The kindness of everyone has even extended to helping us plan the rest of our world trip.  Russell's sister back home in the US has found accommodations for us so that we can spend Christmas week in Paris and the week after in Bonn, Germany.  While in Bonn, we will celebrate the New Year with our longtime friend Jayne (also from the US), who will also play tour guide and show us around.  And our daughter Dawn is taking care of all of the arrangements for an upcoming month-long adventure in Italy, where she will join us with her husband David and our baby grandson Keegan.

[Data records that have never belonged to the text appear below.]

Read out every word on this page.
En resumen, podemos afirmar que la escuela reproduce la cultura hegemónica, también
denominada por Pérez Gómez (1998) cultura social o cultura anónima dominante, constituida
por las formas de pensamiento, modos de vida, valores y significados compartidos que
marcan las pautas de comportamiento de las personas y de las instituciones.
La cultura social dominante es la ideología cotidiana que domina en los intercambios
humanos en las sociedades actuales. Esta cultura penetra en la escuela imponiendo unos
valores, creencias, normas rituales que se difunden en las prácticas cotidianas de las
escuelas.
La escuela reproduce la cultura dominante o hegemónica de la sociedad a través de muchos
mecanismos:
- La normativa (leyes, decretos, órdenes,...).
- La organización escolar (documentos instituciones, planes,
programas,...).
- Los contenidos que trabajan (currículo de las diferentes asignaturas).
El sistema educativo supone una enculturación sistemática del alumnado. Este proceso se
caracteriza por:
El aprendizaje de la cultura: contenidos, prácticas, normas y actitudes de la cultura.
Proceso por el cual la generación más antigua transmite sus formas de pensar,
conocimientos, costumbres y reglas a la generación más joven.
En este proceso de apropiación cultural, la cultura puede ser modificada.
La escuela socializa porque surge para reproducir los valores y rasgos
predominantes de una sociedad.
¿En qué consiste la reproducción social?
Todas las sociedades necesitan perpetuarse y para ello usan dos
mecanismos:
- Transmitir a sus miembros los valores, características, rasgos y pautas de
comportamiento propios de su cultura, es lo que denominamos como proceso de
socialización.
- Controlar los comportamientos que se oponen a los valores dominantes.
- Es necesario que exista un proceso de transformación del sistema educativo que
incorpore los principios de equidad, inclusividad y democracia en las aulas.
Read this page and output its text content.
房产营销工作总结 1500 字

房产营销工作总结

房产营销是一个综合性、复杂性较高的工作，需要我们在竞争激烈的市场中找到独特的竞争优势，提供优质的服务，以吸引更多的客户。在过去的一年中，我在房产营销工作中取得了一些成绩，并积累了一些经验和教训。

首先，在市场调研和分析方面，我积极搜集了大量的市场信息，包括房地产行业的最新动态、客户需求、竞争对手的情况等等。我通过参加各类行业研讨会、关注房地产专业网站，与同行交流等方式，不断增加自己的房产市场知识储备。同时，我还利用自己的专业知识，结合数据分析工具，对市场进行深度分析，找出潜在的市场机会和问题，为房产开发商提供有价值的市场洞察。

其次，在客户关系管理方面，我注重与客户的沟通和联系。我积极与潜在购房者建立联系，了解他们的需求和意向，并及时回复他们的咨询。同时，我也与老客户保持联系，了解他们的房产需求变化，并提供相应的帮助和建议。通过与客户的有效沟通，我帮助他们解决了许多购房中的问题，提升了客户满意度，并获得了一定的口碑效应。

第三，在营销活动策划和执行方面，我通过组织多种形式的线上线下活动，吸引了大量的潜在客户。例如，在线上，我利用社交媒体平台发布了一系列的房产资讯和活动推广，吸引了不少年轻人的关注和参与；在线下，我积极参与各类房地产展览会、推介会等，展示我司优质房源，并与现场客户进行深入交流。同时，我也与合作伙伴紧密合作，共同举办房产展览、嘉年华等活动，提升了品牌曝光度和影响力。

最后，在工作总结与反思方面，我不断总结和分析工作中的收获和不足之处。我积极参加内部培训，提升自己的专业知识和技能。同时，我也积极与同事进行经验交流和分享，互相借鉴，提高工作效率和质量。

When we planned our world trip a year ago, we worried that six months in Europe would be too long.  And as we began running out of preparation time before our departure, we worried that we would not be able to find accommodations or meet people once we arrived.  Now that we are actually here, we have had unbelievably good fortune in securing wonderful accommodations.  Our only worry now is that we won't have enough time to see everything and meet everyone that we would like.